I’m Listening

“Look carefully and listen slowly and pay attention.” Twice the LORD gave Ezekiel these instructions when showing him the plans for rebuilding the temple in Jerusalem.

The Lord has not called me–at least not as far as I can discern–to start measuring the lengths of walls. But I believe he has called me–has called all of us–to be people who rebuild, restore, and repair what is broken in the world around us. And it’s that very call that motivates me to lean in close–to “look carefully, listen closely and give attention”–so that I do not miss his directions for me or misconstrue what he has to say.

I believe he has called me–has called all of us–to be people who rebuild, restore, and repair what is broken in the world around us.

In particular, I’m leaning in to listen to what he would say to me about my engagement with social media.

For nearly a decade I have wrestled with the concept of platform-building. I’ve had editor-friends offer me theological rationales for it. I have a sense of the market trends that would seem to make it necessary. I have been told that I don’t have to be a standout on multiple platforms–simply having a presence on Twitter would do.

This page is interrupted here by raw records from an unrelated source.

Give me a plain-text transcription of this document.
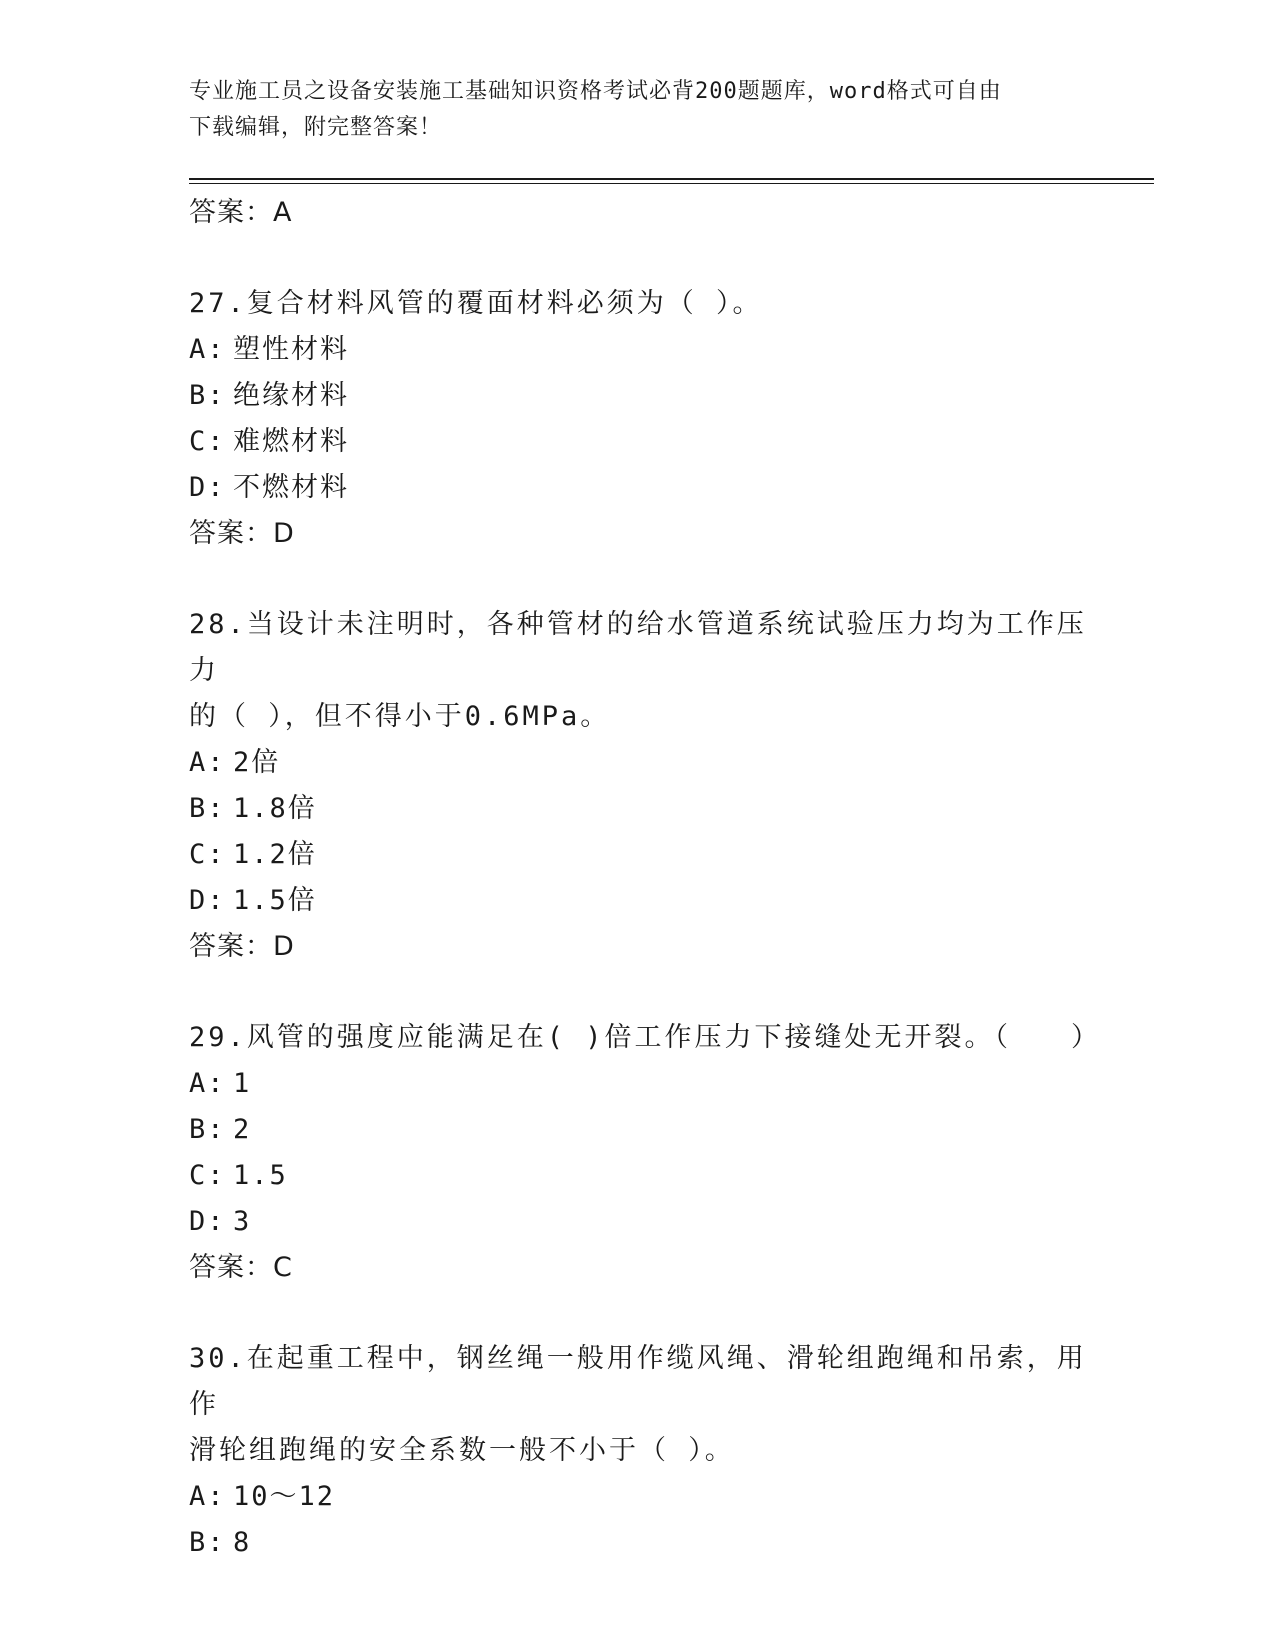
专业施工员之设备安装施工基础知识资格考试必背200题题库，word格式可自由
下载编辑，附完整答案！
答案：A
27.复合材料风管的覆面材料必须为（ ）。
A: 塑性材料
B: 绝缘材料
C: 难燃材料
D: 不燃材料
答案：D
28.当设计未注明时，各种管材的给水管道系统试验压力均为工作压力
的（ ），但不得小于0.6MPa。
A: 2倍
B: 1.8倍
C: 1.2倍
D: 1.5倍
答案：D
29.风管的强度应能满足在( )倍工作压力下接缝处无开裂。（　　）
A: 1
B: 2
C: 1.5
D: 3
答案：C
30.在起重工程中，钢丝绳一般用作缆风绳、滑轮组跑绳和吊索，用作
滑轮组跑绳的安全系数一般不小于（ ）。
A: 10～12
B: 8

But the theological rationales have left me wanting. The market trends make me ask, “What’s the third way? What’s the other option we haven’t considered yet?” And most of what I see on Twitter causes desolation as opposed to consolation or inspiration. Some of that could be due to my own self-righteousness. But some of that is due to a lack of charity and some to too many people playing the role of prophet.

I have many friends who engage social media well, many who have done the work of posting true and beautiful content week after week after week. Some have beautiful paradigms for seeing their social networks as a place to offer hospitality. Some seek to offer spiritual counsel. Others, spiritual care.

But my conscience is not clear about my engagement, despite all of these frameworks for wise practice.

This morning, I came across a quote in a completely unrelated Christianity Today article that captures my inner turmoil about social media: “‘To what degree am I being influenced by what Jesus wants me to do or to what degree am I internalizing or reflecting what the broader society says I should prioritize?'”

When it comes to posting on social media to whom am I listening? Am I listening to the Christian publishing industry? Or am I listening to the voice of God?

Am I listening to the voice of God?

Perhaps God will ultimately tell me that the social media presence is the way. But until I have more clarity on that, I am hesitant to walk in it. Since Christmas, I’ve posted very little on social media. My Buffer queue has been empty for weeks. I have alotted no time for developing a content strategy. And while I am filling the pages of a notebook with thoughts that I could post, I question whether or not I should.